Before joining UCL in October 2023, Andrew was the Plumer Junior Research Fellow in History at St Anne's College, University of Oxford. He trained in both the UK and the USA, gaining a doctorate in History from New York University (NYU) in 2021.
Andrew's first book, Our NHS: A History of Britain's Best-Loved Institution (Yale University Press 2023) is an expansive history of a world-famous universal health care system. Through the perspectives of patients, medical practitioners, trade unions, overseas health experts, and assorted cultural figures, the book explains how the service became an integral part of British identity and why it survived the rise of neoliberalism. In doing so, the book calls attention to the endurance of social democracy in a nation where this form of politics is commonly depicted as vanquished by the late-twentieth century. Our NHS has received positive coverage in The Financial Times, The Guardian, The New York Times, The Times Literary Supplement, The Lancet, and The Literary Review.

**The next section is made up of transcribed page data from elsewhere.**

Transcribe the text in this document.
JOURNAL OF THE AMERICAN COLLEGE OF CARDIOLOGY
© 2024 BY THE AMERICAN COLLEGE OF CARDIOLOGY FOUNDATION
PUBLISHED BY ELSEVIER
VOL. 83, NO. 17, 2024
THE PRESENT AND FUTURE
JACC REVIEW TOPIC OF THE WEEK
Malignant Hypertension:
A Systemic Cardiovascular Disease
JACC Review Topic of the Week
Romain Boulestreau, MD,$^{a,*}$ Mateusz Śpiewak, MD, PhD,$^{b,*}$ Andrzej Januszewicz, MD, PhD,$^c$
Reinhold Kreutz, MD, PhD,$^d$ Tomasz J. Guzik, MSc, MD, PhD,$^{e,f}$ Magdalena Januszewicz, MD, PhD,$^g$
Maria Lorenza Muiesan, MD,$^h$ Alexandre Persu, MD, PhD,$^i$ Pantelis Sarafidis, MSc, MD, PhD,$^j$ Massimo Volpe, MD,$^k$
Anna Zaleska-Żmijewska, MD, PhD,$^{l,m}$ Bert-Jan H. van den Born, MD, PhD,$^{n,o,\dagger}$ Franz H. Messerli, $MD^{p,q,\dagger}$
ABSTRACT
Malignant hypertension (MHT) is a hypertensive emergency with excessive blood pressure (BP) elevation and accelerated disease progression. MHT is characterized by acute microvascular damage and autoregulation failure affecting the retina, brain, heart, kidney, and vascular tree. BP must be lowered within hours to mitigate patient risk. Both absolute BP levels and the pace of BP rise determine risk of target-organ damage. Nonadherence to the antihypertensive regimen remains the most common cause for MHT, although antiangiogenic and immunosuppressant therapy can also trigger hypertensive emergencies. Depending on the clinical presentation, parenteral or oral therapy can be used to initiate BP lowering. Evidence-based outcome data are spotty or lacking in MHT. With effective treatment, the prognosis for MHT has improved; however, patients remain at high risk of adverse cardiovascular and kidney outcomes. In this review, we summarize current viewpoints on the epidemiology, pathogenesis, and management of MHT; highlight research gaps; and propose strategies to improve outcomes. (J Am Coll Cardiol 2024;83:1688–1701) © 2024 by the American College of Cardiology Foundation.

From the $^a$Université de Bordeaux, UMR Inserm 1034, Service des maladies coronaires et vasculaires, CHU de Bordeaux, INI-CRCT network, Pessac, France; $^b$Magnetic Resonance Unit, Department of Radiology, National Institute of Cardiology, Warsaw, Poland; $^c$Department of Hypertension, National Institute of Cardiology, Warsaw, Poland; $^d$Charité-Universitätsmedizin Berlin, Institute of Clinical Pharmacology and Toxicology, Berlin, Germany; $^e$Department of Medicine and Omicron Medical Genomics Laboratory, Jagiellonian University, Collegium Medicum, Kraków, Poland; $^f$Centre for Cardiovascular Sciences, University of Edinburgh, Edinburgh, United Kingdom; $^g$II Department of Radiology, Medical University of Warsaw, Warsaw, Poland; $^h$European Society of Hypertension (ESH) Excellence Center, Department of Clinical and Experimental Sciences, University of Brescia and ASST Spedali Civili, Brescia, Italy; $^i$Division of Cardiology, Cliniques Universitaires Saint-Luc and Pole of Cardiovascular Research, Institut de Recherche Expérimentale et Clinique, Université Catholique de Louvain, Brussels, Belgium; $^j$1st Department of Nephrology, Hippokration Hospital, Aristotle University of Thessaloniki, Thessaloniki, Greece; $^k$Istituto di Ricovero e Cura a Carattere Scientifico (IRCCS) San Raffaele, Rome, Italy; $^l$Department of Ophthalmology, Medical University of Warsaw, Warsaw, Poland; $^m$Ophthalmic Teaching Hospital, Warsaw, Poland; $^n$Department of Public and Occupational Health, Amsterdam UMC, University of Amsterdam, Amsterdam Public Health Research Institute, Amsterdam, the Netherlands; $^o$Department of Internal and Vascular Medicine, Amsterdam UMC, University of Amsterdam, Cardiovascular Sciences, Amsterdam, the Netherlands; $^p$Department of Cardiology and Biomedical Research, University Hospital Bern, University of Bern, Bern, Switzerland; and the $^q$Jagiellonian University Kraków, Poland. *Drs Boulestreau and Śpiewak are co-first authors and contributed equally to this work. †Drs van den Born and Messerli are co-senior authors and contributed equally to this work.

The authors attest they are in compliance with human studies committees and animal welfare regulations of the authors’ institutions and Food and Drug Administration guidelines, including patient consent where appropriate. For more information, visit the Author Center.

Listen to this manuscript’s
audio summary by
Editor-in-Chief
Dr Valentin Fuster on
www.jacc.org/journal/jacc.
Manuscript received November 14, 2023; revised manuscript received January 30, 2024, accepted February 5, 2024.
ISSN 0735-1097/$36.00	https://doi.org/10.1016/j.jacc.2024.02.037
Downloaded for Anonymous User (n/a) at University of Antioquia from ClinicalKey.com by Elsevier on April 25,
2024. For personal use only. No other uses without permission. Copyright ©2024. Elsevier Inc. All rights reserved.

As part of his Leverhulme Fellowship, Andrew is researching a second project in environmental history, provisionally titled The Ends of Coal: Living with British Carbon. This work is a wide-ranging history of the British coal industry in the twentieth century, exploring its legacies on human health, pollution, decolonisation, political economy, and environmentalism.
Selected publications
Our NHS: A History of Britain's Best-Loved Institution (Yale University Press, 2023).
'The Gospel of Wealth and the National Health: The Rockefeller Foundation and Social Medicine in Britain's NHS, 1945-60', Bulletin of the History of Medicine 94, no. 1 (2020): 224-241
'Environmental History and New Directions in Modern British Historiography', Twentieth Century British History 30, no. 3 (2019): 447-456.
'Against the Sacred Cow': NHS Opposition and the Fellowship for Freedom in Medicine', Twentieth Century British History 26, no. 2 (2015): 424-449.
Media appearances/public engagement
Andrew has discussed his research on BBC Radio 4's 'Start the Week', BBC Radio 5 Live, the HistoryExtra podcast, and The Majority Report. He has delivered large public lectures at Mansfield College, Oxford and Newcastle University, as well as smaller talks at bookstores, libraries, and literary festivals.
As a first-generation university student from a low-income background, Andrew is an advocate of widening access to education, and has volunteered with programming to encourage students from underrepresented backgrounds to pursue higher education.